According to your answers in the comments, theoretically, since you only have one thread (i.e. CPU), all the threaded versions should be at the same time as the single threaded version or longer due to the overhead of thread management You should not see any acceleration at all, since the time spent on solving one part of the matrix is ββa fragment of time that was stolen from another parallel task. Thanks to a single processor, you only share the resources of the processor - at present, there is no parallel operation for one piece of time. I would suspect then why your second implementation is faster because you are doing less dereferencing of pointers and memory access in your inner loop. For example, in the main operation C[i][j] += A[i][k] * B[k][j]; from multiply and p_variantforloop_t you look at a lot of assembly-level operations, many of which are memory related. In the "assembly pseudo-code" it looks something like this:
1) Move the pointer value from the address indicated by A on the stack to register R1
2) Increase the address in register R1 by a value that is not related to the stack referenced by the variable i , j or k
3) Move the pointer address value from the address pointed to by R1 to R1
4) Increase the address in R1 by the value from the stack referenced by the variable i , j or k
5) Move the value from the address pointed to by R1 to R1 (therefore, R1 now contains the value A[i][k] )

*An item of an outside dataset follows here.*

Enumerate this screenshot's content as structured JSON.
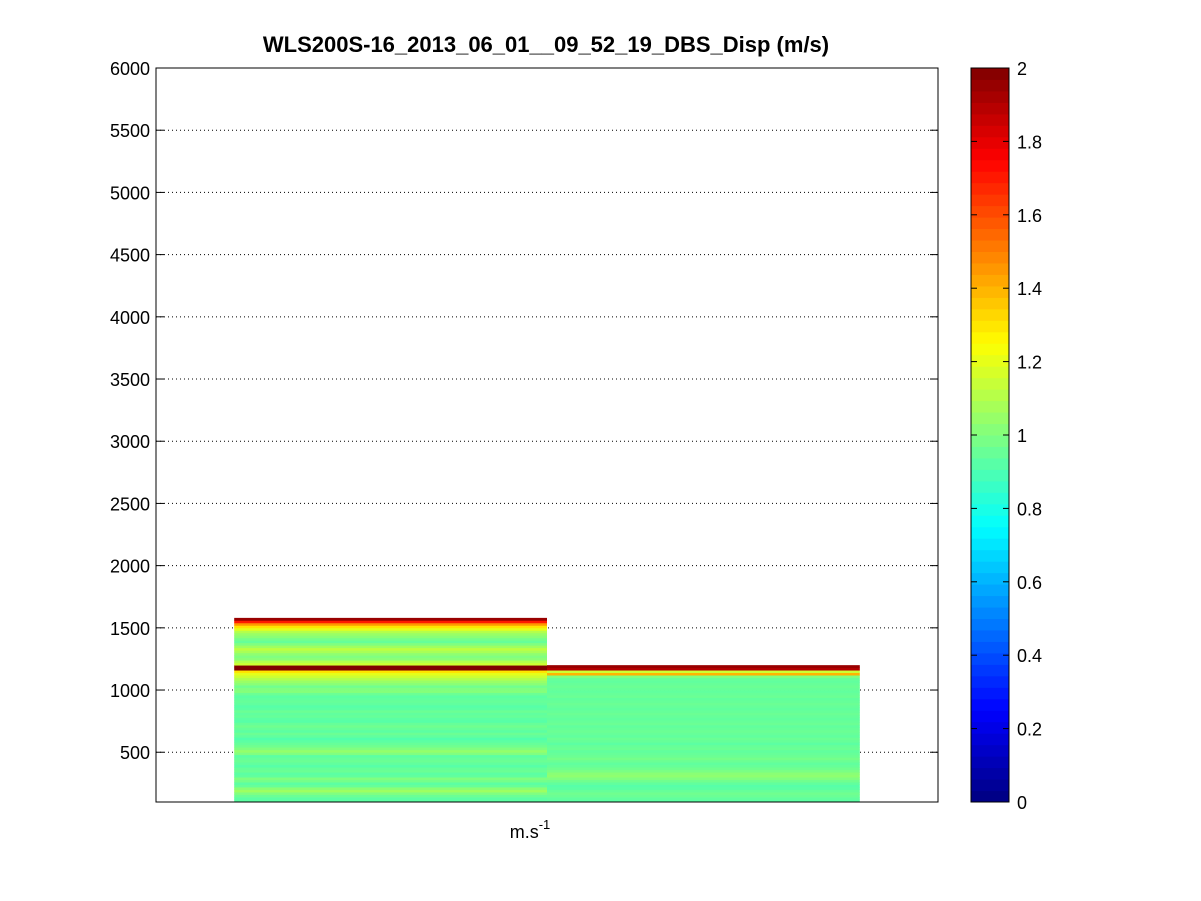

6) Take steps 1-5 for the address referred to by B on the stack, in the register R2 (therefore, R2 now has the value B[k][j] )
7) Take steps 1-4 for the address referred to by C in the stack, in register R3
8) Move the value from the address pointed to by R3 to R4 (ie R4 has the actual value in C[i][j] )

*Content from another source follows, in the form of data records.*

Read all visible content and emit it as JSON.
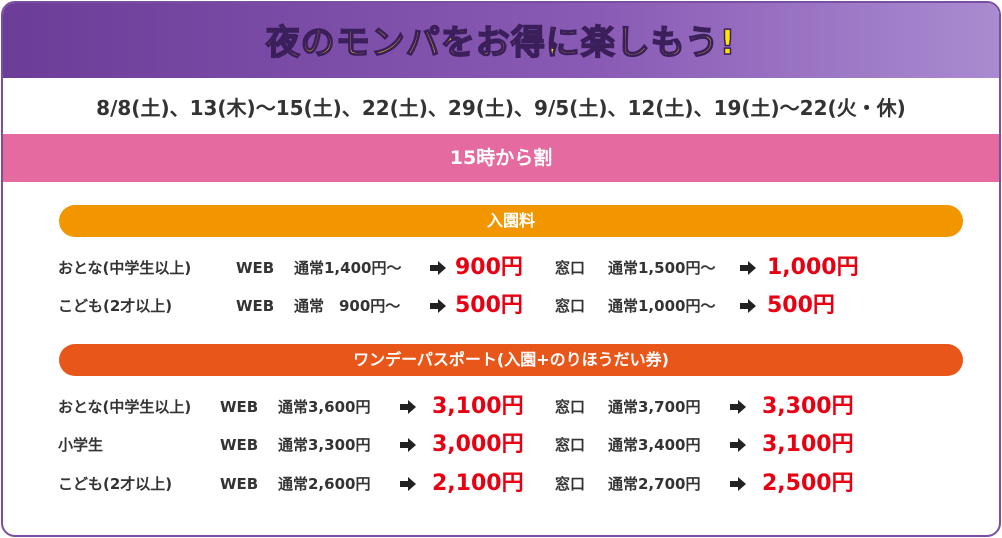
{
  "header": {
    "title": "夜のモンパをお得に楽しもう!"
  },
  "dates": "8/8(土)、13(木)〜15(土)、22(土)、29(土)、9/5(土)、12(土)、19(土)〜22(火・休)",
  "banner": "15時から割",
  "sections": [
    {
      "title": "入園料",
      "rows": [
        {
          "label": "おとな(中学生以上)",
          "web": "WEB",
          "web_regular": "通常1,400円〜",
          "web_price": "900円",
          "counter": "窓口",
          "counter_regular": "通常1,500円〜",
          "counter_price": "1,000円"
        },
        {
          "label": "こども(2才以上)",
          "web": "WEB",
          "web_regular": "通常　900円〜",
          "web_price": "500円",
          "counter": "窓口",
          "counter_regular": "通常1,000円〜",
          "counter_price": "500円"
        }
      ]
    },
    {
      "title": "ワンデーパスポート(入園+のりほうだい券)",
      "rows": [
        {
          "label": "おとな(中学生以上)",
          "web": "WEB",
          "web_regular": "通常3,600円",
          "web_price": "3,100円",
          "counter": "窓口",
          "counter_regular": "通常3,700円",
          "counter_price": "3,300円"
        },
        {
          "label": "小学生",
          "web": "WEB",
          "web_regular": "通常3,300円",
          "web_price": "3,000円",
          "counter": "窓口",
          "counter_regular": "通常3,400円",
          "counter_price": "3,100円"
        },
        {
          "label": "こども(2才以上)",
          "web": "WEB",
          "web_regular": "通常2,600円",
          "web_price": "2,100円",
          "counter": "窓口",
          "counter_regular": "通常2,700円",
          "counter_price": "2,500円"
        }
      ]
    }
  ]
}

9) Multiply the registers R1 and R2 and save in the register R5
10) Add registers R4 and R5 and save in R4
11) Return the final value from R4 back to the memory address pointed to by R3 (now C[i][j] has the final result)
And if we assume that we have 5 general-purpose registers, and the compiler correctly optimized your C-code to use them. I left the loop index variables i , j and k on the stack, so accessing them will take even longer than if they were in registers ... it really depends on how many registers your compiler has on your platform . In addition, if you compiled without any optimizations, you can do much more memory access from the stack, where some of these temp values ββare stored on the stack, not in registers, and then popped off the stack again, which takes a lot more time than moving values ββbetween registers. In any case, the code above is much more difficult to optimize. It works, but if you are on an x86 32-bit platform, then you will not have as many general-purpose registries to play (you must have at least 6). x86_64 has more registers for playback, but still there are all memory accesses that can be dealt with.

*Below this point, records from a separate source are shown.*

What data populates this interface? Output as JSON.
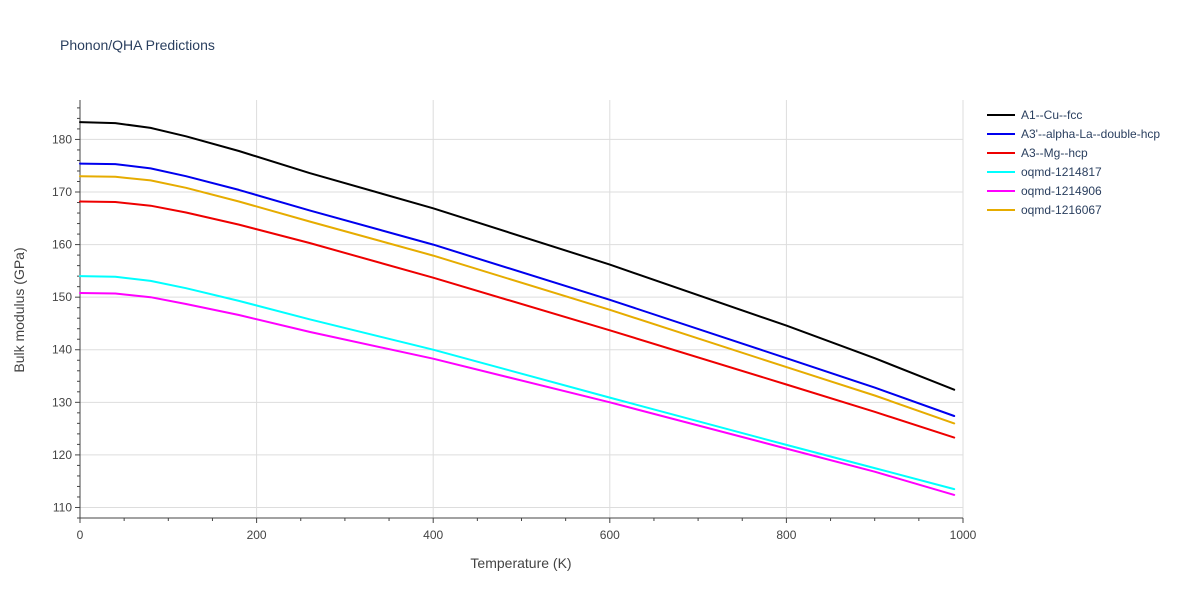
{
  "chart_data": {
    "type": "line",
    "title": "Phonon/QHA Predictions",
    "xlabel": "Temperature (K)",
    "ylabel": "Bulk modulus (GPa)",
    "xlim": [
      0,
      1000
    ],
    "ylim": [
      108,
      187.5
    ],
    "x_ticks": [
      0,
      200,
      400,
      600,
      800,
      1000
    ],
    "y_ticks": [
      110,
      120,
      130,
      140,
      150,
      160,
      170,
      180
    ],
    "grid": true,
    "legend_position": "top-right",
    "series": [
      {
        "name": "A1--Cu--fcc",
        "color": "#000000",
        "x": [
          0,
          40,
          80,
          120,
          180,
          260,
          400,
          600,
          800,
          900,
          990
        ],
        "y": [
          183.3,
          183.1,
          182.2,
          180.6,
          177.8,
          173.6,
          166.9,
          156.2,
          144.6,
          138.4,
          132.4
        ]
      },
      {
        "name": "A3'--alpha-La--double-hcp",
        "color": "#0000ee",
        "x": [
          0,
          40,
          80,
          120,
          180,
          260,
          400,
          600,
          800,
          900,
          990
        ],
        "y": [
          175.4,
          175.3,
          174.5,
          173.0,
          170.4,
          166.5,
          160.0,
          149.5,
          138.4,
          132.8,
          127.4
        ]
      },
      {
        "name": "A3--Mg--hcp",
        "color": "#ee0000",
        "x": [
          0,
          40,
          80,
          120,
          180,
          260,
          400,
          600,
          800,
          900,
          990
        ],
        "y": [
          168.2,
          168.1,
          167.4,
          166.1,
          163.8,
          160.3,
          153.7,
          143.7,
          133.4,
          128.2,
          123.3
        ]
      },
      {
        "name": "oqmd-1214817",
        "color": "#00ffff",
        "x": [
          0,
          40,
          80,
          120,
          180,
          260,
          400,
          600,
          800,
          900,
          990
        ],
        "y": [
          154.0,
          153.9,
          153.1,
          151.7,
          149.3,
          145.8,
          140.0,
          130.9,
          121.9,
          117.5,
          113.5
        ]
      },
      {
        "name": "oqmd-1214906",
        "color": "#ff00ff",
        "x": [
          0,
          40,
          80,
          120,
          180,
          260,
          400,
          600,
          800,
          900,
          990
        ],
        "y": [
          150.8,
          150.7,
          150.0,
          148.7,
          146.6,
          143.4,
          138.3,
          130.0,
          121.2,
          116.8,
          112.4
        ]
      },
      {
        "name": "oqmd-1216067",
        "color": "#e6ac00",
        "x": [
          0,
          40,
          80,
          120,
          180,
          260,
          400,
          600,
          800,
          900,
          990
        ],
        "y": [
          173.0,
          172.9,
          172.2,
          170.8,
          168.2,
          164.4,
          157.9,
          147.6,
          136.7,
          131.3,
          126.0
        ]
      }
    ]
  }
}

On the other hand, an operation like tmp += a[k] * b[k] from p_scalarproduct_t in a narrow inner loop will move MUCH faster ... here is the above operation in the assembly pseudo-code:
There would be a small initialization step for the loop
1) Make tmp register R1 instead of the stack variable and initialize it with the value 0 2) Move the value of the address that A refers to on the stack to R2
3) Add the s value from the stack to R2 and save the resulting address in R2
4) Move the value of the address that B refers to on the stack to R3
5) Add the s value from the stack to R3 and store the resulting address in R3
6) Set the counter to R6 , initialized to e - s
After a single initialization, we will begin the actual inner loop
7) Move the value from the address that R2 points to R4
8) Move the value from the address pointed to by R3 to R5
9) Multiply R4 and R5 and save the results in R5
10) Add R5 to R1 and save the results to R1
11) Increment of R2 and R3
12) Decompression counter in R6 until it reaches zero, where we end the cycle
I canβt guarantee that this is how your compiler will install this loop, but you can see that overall with your scalar example there are fewer steps in the inner loop and, more importantly, less memory access. Therefore, more can be done with operations that use registers rather than operations that include memory cells and require memory fetching, which is much slower than register operations. So in general, it will move much faster, and this has nothing to do with threads.
Finally, I noticed that there are only two nested loops for a scalar product, so O (N ^ 2) complexity, where - like for your two other methods, you have three nested loops for O (N ^ 3) complexity. This will also matter.